Job Description
JOB DESCRIPTION
Qualifications
- The ideal candidate will have a strong background in production monitoring, a deep understanding of development and operations, and a proven track record in managing and scaling distributed systems in a public, private, or hybrid cloud environment for e-commerce / retail platforms.
- Understanding of SRE & DevOps principles, including monitoring, alerting, fault analysis, and other common reliability engineering concepts, with a keen eye for opportunities to eliminate toil by code and process improvements.
- Expertise in infrastructure as code (IAC), build automation, source control, and CI/CD tools (e.g., Terraform, CloudFormation, GitHub, Artifactory, Jenkins).

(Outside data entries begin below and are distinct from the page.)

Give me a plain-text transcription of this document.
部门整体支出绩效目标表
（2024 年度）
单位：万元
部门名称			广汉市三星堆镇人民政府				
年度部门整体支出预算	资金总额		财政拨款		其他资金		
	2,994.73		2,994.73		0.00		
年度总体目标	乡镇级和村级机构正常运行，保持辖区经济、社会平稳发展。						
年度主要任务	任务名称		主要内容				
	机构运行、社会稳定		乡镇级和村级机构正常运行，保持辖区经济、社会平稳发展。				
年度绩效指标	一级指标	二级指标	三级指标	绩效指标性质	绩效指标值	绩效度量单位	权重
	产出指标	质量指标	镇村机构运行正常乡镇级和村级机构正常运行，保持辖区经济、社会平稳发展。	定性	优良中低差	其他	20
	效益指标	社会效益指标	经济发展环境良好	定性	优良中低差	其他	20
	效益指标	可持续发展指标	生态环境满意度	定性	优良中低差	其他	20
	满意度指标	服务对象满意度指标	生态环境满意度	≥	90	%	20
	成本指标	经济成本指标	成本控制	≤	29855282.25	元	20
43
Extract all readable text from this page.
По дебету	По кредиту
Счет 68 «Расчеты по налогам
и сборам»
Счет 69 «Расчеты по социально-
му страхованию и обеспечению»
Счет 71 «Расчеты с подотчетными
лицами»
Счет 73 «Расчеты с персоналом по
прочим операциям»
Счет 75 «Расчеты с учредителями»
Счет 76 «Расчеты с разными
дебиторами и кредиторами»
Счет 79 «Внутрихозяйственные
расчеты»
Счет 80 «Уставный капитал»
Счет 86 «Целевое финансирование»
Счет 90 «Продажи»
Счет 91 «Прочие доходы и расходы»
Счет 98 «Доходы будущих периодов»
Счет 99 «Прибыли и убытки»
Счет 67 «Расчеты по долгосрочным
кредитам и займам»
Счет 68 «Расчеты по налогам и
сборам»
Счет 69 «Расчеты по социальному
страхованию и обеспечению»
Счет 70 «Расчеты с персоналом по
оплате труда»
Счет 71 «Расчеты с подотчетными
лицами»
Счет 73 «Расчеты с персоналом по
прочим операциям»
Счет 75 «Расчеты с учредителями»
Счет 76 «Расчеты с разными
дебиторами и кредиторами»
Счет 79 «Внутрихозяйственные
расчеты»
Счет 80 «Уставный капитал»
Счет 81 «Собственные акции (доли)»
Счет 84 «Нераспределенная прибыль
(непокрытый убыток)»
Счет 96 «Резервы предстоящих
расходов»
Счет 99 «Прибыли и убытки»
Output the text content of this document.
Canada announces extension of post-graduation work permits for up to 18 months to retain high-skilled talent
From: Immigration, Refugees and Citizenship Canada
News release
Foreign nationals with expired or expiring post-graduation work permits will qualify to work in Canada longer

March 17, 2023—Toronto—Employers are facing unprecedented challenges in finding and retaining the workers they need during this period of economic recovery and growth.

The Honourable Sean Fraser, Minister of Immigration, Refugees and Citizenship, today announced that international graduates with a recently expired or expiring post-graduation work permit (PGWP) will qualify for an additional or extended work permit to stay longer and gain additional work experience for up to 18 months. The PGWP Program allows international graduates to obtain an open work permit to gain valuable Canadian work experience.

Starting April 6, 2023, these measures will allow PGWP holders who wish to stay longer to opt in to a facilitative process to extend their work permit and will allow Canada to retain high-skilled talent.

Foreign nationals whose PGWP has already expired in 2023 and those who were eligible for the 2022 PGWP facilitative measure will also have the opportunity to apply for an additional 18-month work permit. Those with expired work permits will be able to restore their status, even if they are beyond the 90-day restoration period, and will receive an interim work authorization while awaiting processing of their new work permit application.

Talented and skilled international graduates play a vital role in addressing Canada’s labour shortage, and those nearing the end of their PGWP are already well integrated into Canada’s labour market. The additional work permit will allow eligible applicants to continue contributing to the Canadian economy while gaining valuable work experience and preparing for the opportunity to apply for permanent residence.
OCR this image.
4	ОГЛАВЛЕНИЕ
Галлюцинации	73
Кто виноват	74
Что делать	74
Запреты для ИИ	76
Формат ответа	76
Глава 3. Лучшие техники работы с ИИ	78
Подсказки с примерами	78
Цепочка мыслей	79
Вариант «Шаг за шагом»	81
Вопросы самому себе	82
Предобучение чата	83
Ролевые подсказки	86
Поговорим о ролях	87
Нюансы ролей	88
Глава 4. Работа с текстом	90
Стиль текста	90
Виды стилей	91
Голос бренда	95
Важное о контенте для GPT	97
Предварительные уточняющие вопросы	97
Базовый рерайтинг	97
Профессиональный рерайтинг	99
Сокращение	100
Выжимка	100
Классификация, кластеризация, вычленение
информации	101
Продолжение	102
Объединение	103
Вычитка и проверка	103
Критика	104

- Deep understanding of containerization and orchestration technologies (e.g., Docker, Kubernetes).
- Experience with monitoring and logging tools (e.g., Prometheus, Grafana, Splunk, New Relic, Sumo Logic) and incident response processes.
- Proficient in modern Java, React, NodeJS, and scripting languages such as Python, and Bash.
- High-level understanding of the different layers of the Tech stack and how they come together to provide a service (e.g. network, compute, storage, OS (Linux, Windows), supporting services, application layer).
Knowledge in CDN technology as well
Responsibilities
- Key measures of success will include platform stability, effective integration and delivery, instrumentation, release quality, technical debt(toil) reduction, development of automation, risk/security compliance, and sustained advancement of the SRE & DevOps practice.
- Design & implement scalable, automated, monitored, and well-documented systems to accelerate the development of the services running in the AWS cloud.
- Configure, tune, and fix multi-tiered systems to achieve optimal application performance, stability, and availability.
- Be part of an on-call rotation providing hands-on technical expertise during service-impacting events.
- Apply troubleshooting skills, debugging tools, and examine logs, telemetry, and other methods to verify assumptions and customer impact. Lead blameless postmortems for root cause and production resiliency.